Wednesday, April 21, 2010, 10:07 AM ET|Posted by Will RichmondLater today Netflix will report its Q1 '10 results which will be closely scrutinized to see if the company's strong momentum has continued following its blowout Q4 '09. Netflix is easily the most important "over the top" (OTT) contender and recently it announced further moves that will strengthen its position (e.g. launch of Wii streaming, Warner Bros., Universal and Fox 28-day DVD window deals, iPad app, more CE partners and additional indie content).
In January the company forecasted Q1 ending subscribers would be in a range of 13.5 to 13.8 million, which would represent net sub growth of 1.232 million to 1.532 subs over its Q4 '09 ending 12.268 million subs. The forecasts are a sign of how bullish Netflix management itself is; even the low end would represent the strongest quarterly net sub growth ever. Netflix's best Q1 was in '09 when it added 920K net subs meaning even the low end of the Q1 '10 forecast is 34% higher than the Q1 '09 actual. And a strong Q1 would also bode very well for full 2010 results; historically Q1 represents between 32-41% of Netflix's full year net sub adds.

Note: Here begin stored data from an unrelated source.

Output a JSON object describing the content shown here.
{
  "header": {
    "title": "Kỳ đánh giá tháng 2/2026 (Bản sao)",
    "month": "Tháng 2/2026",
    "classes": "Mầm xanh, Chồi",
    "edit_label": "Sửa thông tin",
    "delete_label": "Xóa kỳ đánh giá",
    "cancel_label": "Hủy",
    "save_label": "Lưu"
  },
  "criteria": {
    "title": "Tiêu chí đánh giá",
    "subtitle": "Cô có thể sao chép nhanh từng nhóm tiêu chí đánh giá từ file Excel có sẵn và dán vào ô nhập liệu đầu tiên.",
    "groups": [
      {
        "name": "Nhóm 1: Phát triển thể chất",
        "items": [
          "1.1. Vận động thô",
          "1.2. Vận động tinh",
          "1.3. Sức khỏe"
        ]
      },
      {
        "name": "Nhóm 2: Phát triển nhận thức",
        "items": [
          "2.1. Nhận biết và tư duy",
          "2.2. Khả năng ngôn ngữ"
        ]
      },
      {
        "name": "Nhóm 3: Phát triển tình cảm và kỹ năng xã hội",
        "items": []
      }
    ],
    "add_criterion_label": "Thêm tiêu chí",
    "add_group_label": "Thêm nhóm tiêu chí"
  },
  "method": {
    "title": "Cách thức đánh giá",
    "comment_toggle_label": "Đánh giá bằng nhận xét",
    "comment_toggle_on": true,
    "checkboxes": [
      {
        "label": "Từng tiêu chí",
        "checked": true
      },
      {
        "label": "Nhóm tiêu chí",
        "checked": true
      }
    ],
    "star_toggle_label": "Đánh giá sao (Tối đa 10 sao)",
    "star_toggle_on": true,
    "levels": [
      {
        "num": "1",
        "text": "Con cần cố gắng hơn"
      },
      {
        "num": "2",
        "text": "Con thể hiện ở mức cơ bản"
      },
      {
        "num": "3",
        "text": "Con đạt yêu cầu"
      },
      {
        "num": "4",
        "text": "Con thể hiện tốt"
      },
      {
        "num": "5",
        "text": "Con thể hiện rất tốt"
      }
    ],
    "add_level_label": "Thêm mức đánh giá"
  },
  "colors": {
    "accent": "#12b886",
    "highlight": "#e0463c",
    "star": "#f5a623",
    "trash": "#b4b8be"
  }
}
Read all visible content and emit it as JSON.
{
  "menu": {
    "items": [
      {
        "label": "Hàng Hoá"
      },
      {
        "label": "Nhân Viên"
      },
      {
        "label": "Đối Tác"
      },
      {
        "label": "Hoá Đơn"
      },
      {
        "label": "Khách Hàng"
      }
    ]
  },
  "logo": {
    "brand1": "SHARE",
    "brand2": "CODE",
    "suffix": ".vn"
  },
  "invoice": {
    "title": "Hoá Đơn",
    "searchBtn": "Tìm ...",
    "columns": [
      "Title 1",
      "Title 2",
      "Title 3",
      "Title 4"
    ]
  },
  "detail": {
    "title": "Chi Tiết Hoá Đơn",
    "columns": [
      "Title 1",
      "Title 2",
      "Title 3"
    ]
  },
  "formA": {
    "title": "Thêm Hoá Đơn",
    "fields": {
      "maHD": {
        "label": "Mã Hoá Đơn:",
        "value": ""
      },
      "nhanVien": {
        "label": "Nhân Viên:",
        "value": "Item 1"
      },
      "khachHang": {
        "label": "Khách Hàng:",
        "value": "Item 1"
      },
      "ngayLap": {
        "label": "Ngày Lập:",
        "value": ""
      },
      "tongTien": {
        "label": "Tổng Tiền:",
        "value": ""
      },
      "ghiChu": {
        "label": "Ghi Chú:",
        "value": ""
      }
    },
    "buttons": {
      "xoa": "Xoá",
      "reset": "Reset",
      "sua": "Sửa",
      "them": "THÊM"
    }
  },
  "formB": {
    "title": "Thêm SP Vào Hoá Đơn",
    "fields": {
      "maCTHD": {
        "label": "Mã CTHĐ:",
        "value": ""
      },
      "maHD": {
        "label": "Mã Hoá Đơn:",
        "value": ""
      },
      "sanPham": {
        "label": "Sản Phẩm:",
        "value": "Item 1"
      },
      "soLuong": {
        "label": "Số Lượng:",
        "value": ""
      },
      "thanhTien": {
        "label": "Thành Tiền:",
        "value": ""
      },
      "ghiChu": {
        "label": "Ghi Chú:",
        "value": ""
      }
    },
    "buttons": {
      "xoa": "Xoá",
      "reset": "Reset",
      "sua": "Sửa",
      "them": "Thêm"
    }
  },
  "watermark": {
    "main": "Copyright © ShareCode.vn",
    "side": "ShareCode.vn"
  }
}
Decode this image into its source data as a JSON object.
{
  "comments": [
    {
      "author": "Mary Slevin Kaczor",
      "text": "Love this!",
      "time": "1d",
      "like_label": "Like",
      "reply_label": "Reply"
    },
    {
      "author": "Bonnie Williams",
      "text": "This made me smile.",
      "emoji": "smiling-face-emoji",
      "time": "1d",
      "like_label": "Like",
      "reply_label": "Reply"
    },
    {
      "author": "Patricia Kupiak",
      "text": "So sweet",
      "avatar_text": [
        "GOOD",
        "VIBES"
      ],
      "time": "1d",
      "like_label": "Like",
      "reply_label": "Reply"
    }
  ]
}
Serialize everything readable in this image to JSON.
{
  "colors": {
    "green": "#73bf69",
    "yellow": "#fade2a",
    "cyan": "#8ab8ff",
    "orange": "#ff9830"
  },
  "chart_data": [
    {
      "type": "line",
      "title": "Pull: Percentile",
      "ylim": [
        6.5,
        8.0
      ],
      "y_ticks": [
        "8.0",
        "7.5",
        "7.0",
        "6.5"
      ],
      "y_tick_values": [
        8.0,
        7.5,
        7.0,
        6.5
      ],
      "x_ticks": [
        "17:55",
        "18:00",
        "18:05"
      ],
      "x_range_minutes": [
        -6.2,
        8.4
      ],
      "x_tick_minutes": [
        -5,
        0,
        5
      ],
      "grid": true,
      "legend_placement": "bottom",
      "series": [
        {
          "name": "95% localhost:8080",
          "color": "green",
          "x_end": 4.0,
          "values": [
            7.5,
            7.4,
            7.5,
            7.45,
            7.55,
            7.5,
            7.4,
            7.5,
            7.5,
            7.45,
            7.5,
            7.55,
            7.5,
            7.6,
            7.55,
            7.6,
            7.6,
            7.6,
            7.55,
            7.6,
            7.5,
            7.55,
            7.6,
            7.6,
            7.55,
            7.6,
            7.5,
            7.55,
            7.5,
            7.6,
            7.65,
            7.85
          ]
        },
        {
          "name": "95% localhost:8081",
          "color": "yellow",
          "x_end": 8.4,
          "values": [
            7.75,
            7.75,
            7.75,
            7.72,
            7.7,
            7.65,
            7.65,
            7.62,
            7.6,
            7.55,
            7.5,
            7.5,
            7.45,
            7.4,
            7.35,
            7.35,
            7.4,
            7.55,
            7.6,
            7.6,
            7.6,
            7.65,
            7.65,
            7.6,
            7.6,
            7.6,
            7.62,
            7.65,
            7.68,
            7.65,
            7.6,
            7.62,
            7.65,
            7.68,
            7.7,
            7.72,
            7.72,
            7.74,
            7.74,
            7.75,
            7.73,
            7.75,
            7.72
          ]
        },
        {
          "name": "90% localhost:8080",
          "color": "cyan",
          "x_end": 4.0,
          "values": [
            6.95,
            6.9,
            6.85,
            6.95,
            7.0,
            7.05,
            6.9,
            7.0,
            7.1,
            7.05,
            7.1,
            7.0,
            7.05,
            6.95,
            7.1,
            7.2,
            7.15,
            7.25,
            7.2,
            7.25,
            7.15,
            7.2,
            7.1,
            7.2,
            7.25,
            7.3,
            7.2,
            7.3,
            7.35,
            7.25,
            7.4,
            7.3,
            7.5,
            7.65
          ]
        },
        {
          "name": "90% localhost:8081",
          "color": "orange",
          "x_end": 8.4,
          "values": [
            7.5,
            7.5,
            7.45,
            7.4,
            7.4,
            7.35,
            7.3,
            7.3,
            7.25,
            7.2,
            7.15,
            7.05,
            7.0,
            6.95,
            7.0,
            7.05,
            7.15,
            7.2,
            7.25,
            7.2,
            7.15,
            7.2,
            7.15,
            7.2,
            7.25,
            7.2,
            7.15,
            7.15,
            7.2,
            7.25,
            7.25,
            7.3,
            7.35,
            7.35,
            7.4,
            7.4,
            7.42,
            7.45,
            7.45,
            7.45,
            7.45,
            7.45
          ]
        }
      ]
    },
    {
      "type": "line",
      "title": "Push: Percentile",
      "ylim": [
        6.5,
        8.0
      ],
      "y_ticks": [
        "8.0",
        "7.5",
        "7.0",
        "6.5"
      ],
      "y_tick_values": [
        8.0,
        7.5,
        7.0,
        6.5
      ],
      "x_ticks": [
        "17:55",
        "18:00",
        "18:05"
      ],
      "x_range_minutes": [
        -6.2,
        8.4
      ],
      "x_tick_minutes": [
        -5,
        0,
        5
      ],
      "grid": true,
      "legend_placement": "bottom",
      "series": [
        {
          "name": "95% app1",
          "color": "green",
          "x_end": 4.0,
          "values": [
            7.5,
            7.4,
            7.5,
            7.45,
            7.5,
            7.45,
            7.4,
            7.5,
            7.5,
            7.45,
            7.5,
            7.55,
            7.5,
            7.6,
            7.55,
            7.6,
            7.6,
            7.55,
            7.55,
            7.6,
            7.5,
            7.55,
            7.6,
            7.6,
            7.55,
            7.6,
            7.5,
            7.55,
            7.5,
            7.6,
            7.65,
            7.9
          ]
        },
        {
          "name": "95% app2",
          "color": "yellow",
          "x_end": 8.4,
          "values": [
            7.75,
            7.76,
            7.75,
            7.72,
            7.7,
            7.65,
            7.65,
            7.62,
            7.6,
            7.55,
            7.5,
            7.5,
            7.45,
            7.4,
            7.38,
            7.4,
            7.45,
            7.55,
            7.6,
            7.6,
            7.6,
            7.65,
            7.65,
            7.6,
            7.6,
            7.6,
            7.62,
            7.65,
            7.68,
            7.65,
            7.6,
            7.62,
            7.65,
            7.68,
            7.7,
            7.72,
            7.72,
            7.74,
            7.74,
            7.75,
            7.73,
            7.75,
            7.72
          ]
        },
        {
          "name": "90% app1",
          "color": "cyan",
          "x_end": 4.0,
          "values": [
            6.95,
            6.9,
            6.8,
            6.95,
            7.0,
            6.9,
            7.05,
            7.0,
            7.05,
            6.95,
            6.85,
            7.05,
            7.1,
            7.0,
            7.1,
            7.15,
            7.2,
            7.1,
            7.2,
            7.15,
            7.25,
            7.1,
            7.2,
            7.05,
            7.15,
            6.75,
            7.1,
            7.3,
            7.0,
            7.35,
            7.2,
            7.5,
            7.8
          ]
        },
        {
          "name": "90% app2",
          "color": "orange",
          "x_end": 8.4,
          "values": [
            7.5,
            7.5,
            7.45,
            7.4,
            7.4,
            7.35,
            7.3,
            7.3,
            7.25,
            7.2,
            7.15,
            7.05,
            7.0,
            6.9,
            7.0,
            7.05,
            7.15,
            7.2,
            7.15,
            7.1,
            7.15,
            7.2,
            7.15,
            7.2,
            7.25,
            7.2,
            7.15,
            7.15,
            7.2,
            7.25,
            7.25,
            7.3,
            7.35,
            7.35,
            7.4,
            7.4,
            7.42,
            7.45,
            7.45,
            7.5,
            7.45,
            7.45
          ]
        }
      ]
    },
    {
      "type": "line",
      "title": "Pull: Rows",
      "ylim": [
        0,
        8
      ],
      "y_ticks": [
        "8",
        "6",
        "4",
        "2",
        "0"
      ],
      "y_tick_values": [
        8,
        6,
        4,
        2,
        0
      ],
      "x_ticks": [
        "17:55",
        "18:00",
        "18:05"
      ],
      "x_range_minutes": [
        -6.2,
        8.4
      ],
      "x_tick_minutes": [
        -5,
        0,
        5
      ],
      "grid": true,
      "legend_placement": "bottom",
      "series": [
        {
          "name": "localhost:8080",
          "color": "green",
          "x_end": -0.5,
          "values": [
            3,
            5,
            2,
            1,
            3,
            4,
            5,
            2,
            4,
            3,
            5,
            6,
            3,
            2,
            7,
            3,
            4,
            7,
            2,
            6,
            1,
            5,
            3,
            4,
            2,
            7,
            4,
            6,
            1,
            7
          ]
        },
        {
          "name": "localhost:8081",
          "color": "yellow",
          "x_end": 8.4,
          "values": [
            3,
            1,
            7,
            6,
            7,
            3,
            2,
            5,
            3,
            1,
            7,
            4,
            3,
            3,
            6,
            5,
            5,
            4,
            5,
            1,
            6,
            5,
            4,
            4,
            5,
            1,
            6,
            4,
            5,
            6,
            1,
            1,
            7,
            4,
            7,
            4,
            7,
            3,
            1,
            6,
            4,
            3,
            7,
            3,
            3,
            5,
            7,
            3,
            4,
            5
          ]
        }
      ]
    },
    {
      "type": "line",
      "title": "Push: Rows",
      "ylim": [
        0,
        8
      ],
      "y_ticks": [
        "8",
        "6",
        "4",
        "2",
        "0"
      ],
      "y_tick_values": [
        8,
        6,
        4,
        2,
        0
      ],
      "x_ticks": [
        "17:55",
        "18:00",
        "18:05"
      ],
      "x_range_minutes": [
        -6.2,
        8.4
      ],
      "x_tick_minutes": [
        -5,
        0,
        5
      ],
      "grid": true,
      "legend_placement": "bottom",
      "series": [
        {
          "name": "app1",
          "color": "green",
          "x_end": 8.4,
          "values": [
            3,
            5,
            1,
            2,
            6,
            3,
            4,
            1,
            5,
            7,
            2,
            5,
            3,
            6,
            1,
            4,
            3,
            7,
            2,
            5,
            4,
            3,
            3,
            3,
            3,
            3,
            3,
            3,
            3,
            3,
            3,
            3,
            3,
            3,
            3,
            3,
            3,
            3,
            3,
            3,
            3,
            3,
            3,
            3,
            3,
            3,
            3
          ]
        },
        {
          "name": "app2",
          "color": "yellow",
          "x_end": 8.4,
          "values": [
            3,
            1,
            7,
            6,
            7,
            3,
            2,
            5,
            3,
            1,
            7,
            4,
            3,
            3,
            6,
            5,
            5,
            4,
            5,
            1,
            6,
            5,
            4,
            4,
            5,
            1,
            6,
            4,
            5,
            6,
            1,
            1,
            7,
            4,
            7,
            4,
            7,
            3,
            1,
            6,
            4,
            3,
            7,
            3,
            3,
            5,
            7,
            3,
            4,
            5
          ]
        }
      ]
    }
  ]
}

As I explained in my Feb post, "It's Official: Netflix has Entered a Virtuous Cycle" there are several other key numbers to zero in on today. First is subscriber acquisition cost (SAC), which is what the company spends to add each new sub. SAC in Q4 '09 was $25.23, the second lowest ever (only Q2 '09 SAC of $23.88 was better). SAC has been falling dramatically (it was $47.46 in Q1 '07). I think this is a direct reflection of the company's unlimited streaming feature becoming better understood and valued as online video viewing has soared and convergence devices have proliferated. A continued decline of SAC in Q1 '10 would be very good news.
Churn is another number to focus on. In Q4 '09 it was 3.9%, matching the company's all time low. Churn is tightly related to sub growth. If new subs are low quality (e.g. responding to promotional offers, not understanding up-front what to expect, high delinquencies, etc.), churn will increase. If Netflix can sustain sub 4% churn in the face of unusually high sub growth that means sub quality is strong.
The percentage of subs using its streaming feature for at least 15 minutes/month is yet another number to focus on. In Q4 '09 it was 48%, up from 41% in Q3 '09 and 26% in Q4 '08. I'm sure we'll see an increase in this percentage in Q1 '10, the only question is to what. Last but not least, it will be interesting to see where gross margin comes in. Gross margin ticked up to 38% in Q4 '09, a level not seen since 2006, but it's not clear whether this will be sustained. Benefits of the 28-day DVD deals, which in part reduce the company's cost of acquiring DVDs from these studios will likely not be visible yet in Q1.
Netflix has a huge amount of momentum in its fundamentals, which the stock market seems to have woken up to recently. The company's stock price closed at $87.07 yesterday, up 58% from its 12/31/09 price of $55.09 and up 71% from $50.97, the level that it was at just prior to when it reported its blowout Q4 results. Investors will no doubt be looking at Q1 results to help justify the stock's big recent move. In particular, if sub growth beats the high end of the forecasted range, it could well trigger another strong move higher for the stock (and no that's not a recommendation to buy). Netflix has a wide open playing field, later today we'll find out how well it continues to capitalize on it.